Comment 1: While the manuscript briefly discusses the complementary roles of TSLP and IL-4/IL-13, the biological rationale for targeting IL-4Rα rather than IL-13 (as adopted in other

 bispecific antibodies such as lunsekimig) could be further elaborated. Providing a more

 detailed comparison with existing bispecific or trispecific antibodies (like PF-07275315)

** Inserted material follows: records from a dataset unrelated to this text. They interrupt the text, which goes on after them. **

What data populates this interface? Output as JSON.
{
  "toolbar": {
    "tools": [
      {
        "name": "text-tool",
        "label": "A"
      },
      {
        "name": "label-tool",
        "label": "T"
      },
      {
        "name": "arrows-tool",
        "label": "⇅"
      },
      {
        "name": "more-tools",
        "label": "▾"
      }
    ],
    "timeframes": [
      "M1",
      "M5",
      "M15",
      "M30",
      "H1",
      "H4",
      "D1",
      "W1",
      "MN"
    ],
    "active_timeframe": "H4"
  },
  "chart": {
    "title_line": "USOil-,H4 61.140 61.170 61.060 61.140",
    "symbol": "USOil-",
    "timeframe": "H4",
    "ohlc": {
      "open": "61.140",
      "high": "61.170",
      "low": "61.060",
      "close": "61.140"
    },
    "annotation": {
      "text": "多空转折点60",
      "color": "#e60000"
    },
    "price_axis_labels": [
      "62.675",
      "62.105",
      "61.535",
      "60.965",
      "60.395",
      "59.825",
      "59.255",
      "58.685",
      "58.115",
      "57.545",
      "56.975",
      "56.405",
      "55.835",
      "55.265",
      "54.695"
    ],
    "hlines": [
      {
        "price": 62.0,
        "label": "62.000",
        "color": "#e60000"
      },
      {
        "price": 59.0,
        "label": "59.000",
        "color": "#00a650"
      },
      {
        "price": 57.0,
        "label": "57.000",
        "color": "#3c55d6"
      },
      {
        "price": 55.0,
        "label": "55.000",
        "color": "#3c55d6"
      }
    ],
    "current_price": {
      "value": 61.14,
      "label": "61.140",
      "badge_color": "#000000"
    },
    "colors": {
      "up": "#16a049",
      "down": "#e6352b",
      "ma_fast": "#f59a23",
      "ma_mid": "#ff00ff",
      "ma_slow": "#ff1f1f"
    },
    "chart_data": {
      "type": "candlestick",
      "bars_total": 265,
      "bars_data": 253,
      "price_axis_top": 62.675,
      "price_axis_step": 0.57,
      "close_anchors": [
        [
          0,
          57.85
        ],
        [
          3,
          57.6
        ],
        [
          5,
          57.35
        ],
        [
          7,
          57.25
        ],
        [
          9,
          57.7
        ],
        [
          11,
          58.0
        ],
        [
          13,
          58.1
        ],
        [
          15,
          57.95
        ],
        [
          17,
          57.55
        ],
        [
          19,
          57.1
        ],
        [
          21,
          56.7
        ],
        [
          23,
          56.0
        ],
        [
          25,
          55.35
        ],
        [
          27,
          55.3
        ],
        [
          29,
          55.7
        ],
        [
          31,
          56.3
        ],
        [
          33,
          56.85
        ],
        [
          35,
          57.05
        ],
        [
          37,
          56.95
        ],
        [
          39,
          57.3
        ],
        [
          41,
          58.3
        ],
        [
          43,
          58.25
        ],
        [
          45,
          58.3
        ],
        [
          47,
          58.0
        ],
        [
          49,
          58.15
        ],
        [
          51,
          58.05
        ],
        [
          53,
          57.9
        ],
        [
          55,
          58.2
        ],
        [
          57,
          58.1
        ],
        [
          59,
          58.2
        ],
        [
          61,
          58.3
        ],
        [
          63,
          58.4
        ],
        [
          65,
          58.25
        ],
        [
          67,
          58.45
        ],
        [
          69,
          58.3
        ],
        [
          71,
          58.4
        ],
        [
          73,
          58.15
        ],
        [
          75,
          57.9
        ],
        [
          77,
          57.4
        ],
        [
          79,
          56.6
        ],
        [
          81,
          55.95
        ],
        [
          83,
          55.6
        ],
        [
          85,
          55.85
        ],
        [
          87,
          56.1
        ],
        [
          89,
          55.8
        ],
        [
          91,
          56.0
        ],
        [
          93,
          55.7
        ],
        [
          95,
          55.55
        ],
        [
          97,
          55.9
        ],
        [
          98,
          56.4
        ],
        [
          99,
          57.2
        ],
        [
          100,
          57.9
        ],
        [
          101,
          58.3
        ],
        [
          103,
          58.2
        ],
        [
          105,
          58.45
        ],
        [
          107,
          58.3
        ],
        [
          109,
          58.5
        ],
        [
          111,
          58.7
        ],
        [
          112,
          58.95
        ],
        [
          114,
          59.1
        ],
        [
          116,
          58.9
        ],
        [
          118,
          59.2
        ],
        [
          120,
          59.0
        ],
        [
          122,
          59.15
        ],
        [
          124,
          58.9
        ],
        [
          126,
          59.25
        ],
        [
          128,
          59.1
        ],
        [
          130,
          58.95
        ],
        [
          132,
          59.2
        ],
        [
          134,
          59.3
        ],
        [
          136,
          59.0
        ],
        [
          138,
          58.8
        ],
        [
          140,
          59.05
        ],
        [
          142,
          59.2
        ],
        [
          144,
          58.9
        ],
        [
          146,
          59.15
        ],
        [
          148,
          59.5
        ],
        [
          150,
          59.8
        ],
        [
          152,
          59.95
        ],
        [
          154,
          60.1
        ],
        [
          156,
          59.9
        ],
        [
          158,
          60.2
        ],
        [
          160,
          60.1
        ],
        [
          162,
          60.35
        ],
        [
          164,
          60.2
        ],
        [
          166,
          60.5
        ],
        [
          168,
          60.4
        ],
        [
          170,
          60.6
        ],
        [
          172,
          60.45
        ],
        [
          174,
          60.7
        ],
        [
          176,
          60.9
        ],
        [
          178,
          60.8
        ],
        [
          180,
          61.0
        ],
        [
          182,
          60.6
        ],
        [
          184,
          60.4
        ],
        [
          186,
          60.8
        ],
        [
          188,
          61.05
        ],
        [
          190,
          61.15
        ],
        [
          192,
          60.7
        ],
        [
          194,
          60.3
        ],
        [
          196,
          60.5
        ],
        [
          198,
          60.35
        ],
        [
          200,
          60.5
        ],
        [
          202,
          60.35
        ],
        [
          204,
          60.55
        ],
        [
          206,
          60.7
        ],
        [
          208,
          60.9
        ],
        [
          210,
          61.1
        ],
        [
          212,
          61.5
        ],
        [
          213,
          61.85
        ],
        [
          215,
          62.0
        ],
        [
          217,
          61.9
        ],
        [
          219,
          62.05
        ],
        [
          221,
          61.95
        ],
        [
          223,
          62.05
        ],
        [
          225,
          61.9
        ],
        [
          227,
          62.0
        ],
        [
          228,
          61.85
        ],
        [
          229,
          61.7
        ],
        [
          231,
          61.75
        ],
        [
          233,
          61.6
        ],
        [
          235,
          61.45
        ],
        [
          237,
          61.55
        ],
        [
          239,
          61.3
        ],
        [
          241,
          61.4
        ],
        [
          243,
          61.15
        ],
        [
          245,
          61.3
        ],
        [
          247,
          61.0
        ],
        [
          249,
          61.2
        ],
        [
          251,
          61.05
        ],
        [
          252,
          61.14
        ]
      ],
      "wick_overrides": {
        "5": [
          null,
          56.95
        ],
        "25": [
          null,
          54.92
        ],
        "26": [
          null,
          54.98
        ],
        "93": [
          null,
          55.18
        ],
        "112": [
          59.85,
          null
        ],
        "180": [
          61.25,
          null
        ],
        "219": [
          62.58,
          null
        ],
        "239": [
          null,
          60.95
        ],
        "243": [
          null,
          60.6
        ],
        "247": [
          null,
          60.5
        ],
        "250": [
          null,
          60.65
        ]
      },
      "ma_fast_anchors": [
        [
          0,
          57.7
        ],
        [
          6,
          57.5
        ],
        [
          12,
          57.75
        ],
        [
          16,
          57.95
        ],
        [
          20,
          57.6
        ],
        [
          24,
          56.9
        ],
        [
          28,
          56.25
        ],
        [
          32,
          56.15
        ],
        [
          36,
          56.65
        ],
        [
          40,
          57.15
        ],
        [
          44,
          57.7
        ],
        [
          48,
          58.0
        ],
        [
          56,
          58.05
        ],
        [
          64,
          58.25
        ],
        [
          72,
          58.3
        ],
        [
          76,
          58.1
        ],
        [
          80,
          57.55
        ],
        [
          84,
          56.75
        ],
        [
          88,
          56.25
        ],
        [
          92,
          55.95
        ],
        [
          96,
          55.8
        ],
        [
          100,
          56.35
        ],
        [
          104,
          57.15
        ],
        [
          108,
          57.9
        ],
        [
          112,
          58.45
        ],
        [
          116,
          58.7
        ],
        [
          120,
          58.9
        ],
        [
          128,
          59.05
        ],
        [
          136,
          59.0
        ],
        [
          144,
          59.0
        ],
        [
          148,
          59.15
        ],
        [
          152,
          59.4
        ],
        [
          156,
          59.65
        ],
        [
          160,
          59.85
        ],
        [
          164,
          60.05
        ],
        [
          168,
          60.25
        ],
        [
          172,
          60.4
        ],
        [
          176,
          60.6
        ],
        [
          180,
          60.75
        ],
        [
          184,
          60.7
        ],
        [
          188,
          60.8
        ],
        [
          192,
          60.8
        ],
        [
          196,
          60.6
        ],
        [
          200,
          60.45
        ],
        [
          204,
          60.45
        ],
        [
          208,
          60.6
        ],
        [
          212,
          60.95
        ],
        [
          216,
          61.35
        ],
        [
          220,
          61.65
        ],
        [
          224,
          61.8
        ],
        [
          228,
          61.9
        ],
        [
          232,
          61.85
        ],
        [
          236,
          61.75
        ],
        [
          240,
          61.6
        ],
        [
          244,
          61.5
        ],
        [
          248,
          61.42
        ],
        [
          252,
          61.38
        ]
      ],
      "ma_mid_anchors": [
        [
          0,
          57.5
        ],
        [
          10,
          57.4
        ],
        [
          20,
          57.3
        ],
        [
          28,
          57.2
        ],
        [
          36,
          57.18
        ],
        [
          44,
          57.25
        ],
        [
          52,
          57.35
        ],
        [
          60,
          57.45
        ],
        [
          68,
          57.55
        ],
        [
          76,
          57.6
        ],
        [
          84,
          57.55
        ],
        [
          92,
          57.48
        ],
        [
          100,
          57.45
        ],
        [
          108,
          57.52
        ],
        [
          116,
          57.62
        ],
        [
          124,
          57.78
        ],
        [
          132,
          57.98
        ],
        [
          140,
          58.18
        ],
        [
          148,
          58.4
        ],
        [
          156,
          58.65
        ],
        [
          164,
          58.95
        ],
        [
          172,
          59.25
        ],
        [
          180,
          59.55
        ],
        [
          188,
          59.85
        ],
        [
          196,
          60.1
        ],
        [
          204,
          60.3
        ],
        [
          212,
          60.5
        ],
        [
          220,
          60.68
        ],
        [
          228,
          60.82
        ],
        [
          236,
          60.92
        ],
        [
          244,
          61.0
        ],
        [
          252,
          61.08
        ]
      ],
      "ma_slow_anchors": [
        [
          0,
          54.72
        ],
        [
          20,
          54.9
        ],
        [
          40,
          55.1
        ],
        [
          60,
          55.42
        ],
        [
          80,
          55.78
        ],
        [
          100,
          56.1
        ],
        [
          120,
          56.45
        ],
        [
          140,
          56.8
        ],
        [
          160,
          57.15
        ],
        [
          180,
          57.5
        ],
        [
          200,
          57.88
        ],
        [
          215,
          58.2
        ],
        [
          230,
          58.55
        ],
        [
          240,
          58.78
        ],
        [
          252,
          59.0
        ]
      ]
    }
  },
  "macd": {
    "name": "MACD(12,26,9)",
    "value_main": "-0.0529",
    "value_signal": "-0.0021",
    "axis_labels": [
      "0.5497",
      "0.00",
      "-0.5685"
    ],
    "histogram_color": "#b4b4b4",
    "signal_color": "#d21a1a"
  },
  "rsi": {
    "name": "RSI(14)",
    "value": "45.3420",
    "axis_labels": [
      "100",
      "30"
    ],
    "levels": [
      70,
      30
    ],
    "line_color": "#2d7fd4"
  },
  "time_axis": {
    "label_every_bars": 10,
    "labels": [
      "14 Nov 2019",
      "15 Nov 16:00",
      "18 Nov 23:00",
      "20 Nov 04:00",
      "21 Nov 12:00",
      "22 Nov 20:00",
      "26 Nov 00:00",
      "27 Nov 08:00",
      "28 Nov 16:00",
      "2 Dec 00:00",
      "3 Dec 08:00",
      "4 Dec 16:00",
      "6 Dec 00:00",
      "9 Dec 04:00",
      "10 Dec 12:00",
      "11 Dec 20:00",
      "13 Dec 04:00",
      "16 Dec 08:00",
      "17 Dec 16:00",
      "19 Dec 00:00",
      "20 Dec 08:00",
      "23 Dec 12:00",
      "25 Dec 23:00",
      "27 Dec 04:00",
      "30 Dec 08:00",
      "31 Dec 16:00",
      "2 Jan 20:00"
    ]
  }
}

 would help contextualize the novelty and highlight the potential advantages of the

 proposed approach.

Response 1: We discussed the possible benefit of blocking both IL-4 and IL-13 by anti-IL-4Ra antibody than by blocking IL-13 alone on lines 806-811 of the Discussion section. For the comparison of TSLP x IL-4Ra bispecific antibody to other bi- or trispecific antibodies currently in clinical trials, we introduced the different formats of antibodies on lines 114-124 in the Introduction section. We argued that blocking both IL-4 and IL-13 could have advantage in disease control than by blocking IL-13 alone on lines 806-811 of the Discussion section. We also discussed the possible implications on PK from the use of the anti-IL-4Ra antibody or anti-IL-4 and IL-13 dual antibodies on lines 822-828 of the Discussion section.

 

 

Comment 2: The dual blockade of upstream (TSLP) and downstream (IL-4/IL-13) pathways might increase the risk of excessive immunosuppression. The discussion should briefly address

 potential safety or tolerability concerns, referencing available clinical data from similar

 multi-target biologics.

Response 2: We thank the reviewer for this important suggestion. We added a sentence on lines 811-815 of the Discussion section to point out this safety and tolerability concern by referencing the outcomes from two clinical trials from similar multi-target biologics.

 

 

Comment 3: The dual blockade of upstream (TSLP) and downstream (IL-4/IL-13) pathways could potentially increase the risk of excessive immunosuppression. The discussion should

 briefly address possible safety and tolerability concerns (both for the mouse model and for

 the human use).

Response 3: We thank the reviewer for this important suggestion. We pointed out this safety and tolerability concern for the mouse model (line 790-792) and for the human use (lines 811-815).

 

 

Comment 4: The authors mention the introduction of AALS mutations and other Fc modifications but do not discuss their potential impact on effector functions (ADCC/CDC) or FcRn binding. Including a brief rationale for these mutations, along with an explanation of their expected pharmacokinetic and immunological consequences, would enhance the clarity and

 completeness of the manuscript.

Response 4: On lines 660-667, we introduced these AALS mutations with their effects on Fc receptors and the associated consequences on the decreased modulations on effector functions and long-acting PK properties.

 

 

Comment 5: Ensure consistent definitions of abbreviations across figures and text (like TARC/CCL17, PBMC, BALF).

Response 5: We thank the reviewer for this suggestion. We made changes to ensure consistent definitions of the abbreviations.

Round 2

Reviewer 3 Report

Comments and Suggestions for Authors

The authors have addressed all the questions and issues I had raised. The manuscript can now be accepted and is ready for publication.